Bryan Sells: Mr. Sells was recently hired as one of the Voting Section's new deputy chiefs. He comes to the Department from the ACLU's Voting Rights Project, where he worked for nearly 10 years as a Senior Staff Counsel. During his tenure, his organization strongly opposed all voter ID laws, and challenged the right of states to verify the U.S. citizenship  of individuals seeking to register to vote. He also characterized state felon disenfranchisement laws  - which are expressly authorized in the Constitution - as a "slap in the face to democracy," and consistently took the most aggressive (and generally legally unsupportable) positions on redistricting cases  throughout the country.

Meredith Bell-Platts: The other new deputy chief hired by the Voting Section, Meredith Bell-Platts, also comes from the ACLU's Voting Rights Project, where she, too, spent nearly 10 years. Much of her time there was devoted to blasting voter ID requirements, which she claimed  were motivated by people who do not want to see blacks vote (an issue on which she consistently lost in court). Before arriving at the ACLU, Ms. Bell-Platts was a founding member of the Georgetown Journal of Gender and the Law, a publication whose stated "mission is to explore the impact of gender, sexuality, and race on both the theory and practice of law" and thereby "complement a long tradition of feminist scholarship and advocacy at the [Georgetown] Law Center."

Daniel Freeman: Mr. Freeman comes to the Voting Section following a fellowship at the New York Civil Liberties Union. He previously interned at the ACLU, where he assisted the organization with its efforts to attack the Bush administration's national security policies. He also helped to challenge the "state secrets privilege" and to support the rights of terrorist detainees at Guantanamo Bay during an internship at Human Rights First....

Incidentally, Mr. Freeman is helping lead the Voting Section's review of redistricting submissions  from the state of Alabama.

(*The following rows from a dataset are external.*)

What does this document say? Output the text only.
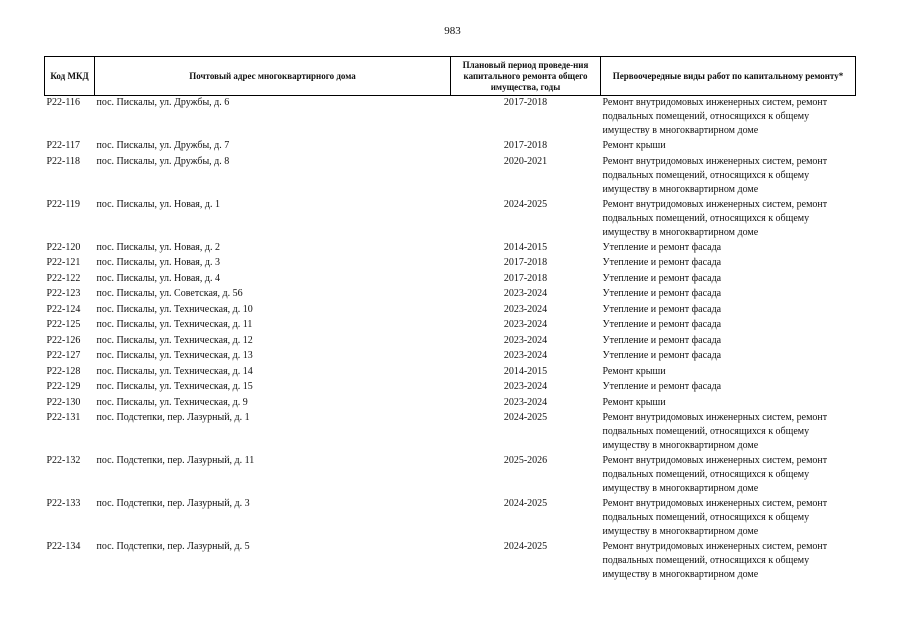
983
Код МКД	Почтовый адрес многоквартирного дома	Плановый период проведе-ния капитального ремонта общего имущества, годы	Первоочередные виды работ по капитальному ремонту*
Р22-116	пос. Пискалы, ул. Дружбы, д. 6	2017-2018	Ремонт внутридомовых инженерных систем, ремонт подвальных помещений, относящихся к общему имуществу в многоквартирном доме
Р22-117	пос. Пискалы, ул. Дружбы, д. 7	2017-2018	Ремонт крыши
Р22-118	пос. Пискалы, ул. Дружбы, д. 8	2020-2021	Ремонт внутридомовых инженерных систем, ремонт подвальных помещений, относящихся к общему имуществу в многоквартирном доме
Р22-119	пос. Пискалы, ул. Новая, д. 1	2024-2025	Ремонт внутридомовых инженерных систем, ремонт подвальных помещений, относящихся к общему имуществу в многоквартирном доме
Р22-120	пос. Пискалы, ул. Новая, д. 2	2014-2015	Утепление и ремонт фасада
Р22-121	пос. Пискалы, ул. Новая, д. 3	2017-2018	Утепление и ремонт фасада
Р22-122	пос. Пискалы, ул. Новая, д. 4	2017-2018	Утепление и ремонт фасада
Р22-123	пос. Пискалы, ул. Советская, д. 56	2023-2024	Утепление и ремонт фасада
Р22-124	пос. Пискалы, ул. Техническая, д. 10	2023-2024	Утепление и ремонт фасада
Р22-125	пос. Пискалы, ул. Техническая, д. 11	2023-2024	Утепление и ремонт фасада
Р22-126	пос. Пискалы, ул. Техническая, д. 12	2023-2024	Утепление и ремонт фасада
Р22-127	пос. Пискалы, ул. Техническая, д. 13	2023-2024	Утепление и ремонт фасада
Р22-128	пос. Пискалы, ул. Техническая, д. 14	2014-2015	Ремонт крыши
Р22-129	пос. Пискалы, ул. Техническая, д. 15	2023-2024	Утепление и ремонт фасада
Р22-130	пос. Пискалы, ул. Техническая, д. 9	2023-2024	Ремонт крыши
Р22-131	пос. Подстепки, пер. Лазурный, д. 1	2024-2025	Ремонт внутридомовых инженерных систем, ремонт подвальных помещений, относящихся к общему имуществу в многоквартирном доме
Р22-132	пос. Подстепки, пер. Лазурный, д. 11	2025-2026	Ремонт внутридомовых инженерных систем, ремонт подвальных помещений, относящихся к общему имуществу в многоквартирном доме
Р22-133	пос. Подстепки, пер. Лазурный, д. 3	2024-2025	Ремонт внутридомовых инженерных систем, ремонт подвальных помещений, относящихся к общему имуществу в многоквартирном доме
Р22-134	пос. Подстепки, пер. Лазурный, д. 5	2024-2025	Ремонт внутридомовых инженерных систем, ремонт подвальных помещений, относящихся к общему имуществу в многоквартирном доме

You get the idea. There are 13 more career appointments, all of whom could garner puff pieces in the Daily Kos.  Mr. von Spakovsky notes that while the media castigated the Bush Administration for appointing some attorneys with conservative backgrounds, the media have been silent over this far more egregious politicizing of a sensitive federal office.

He suggests that these and other Obama appointments have been so blatantly political that the DOJ's Inspector General should conduct an inquiry.

Somebody should. The media certainly are not going to raise these questions absent something too obvious to ignore.  And even then....

Robert Knight is a Senior Fellow at the American Civil Rights Union.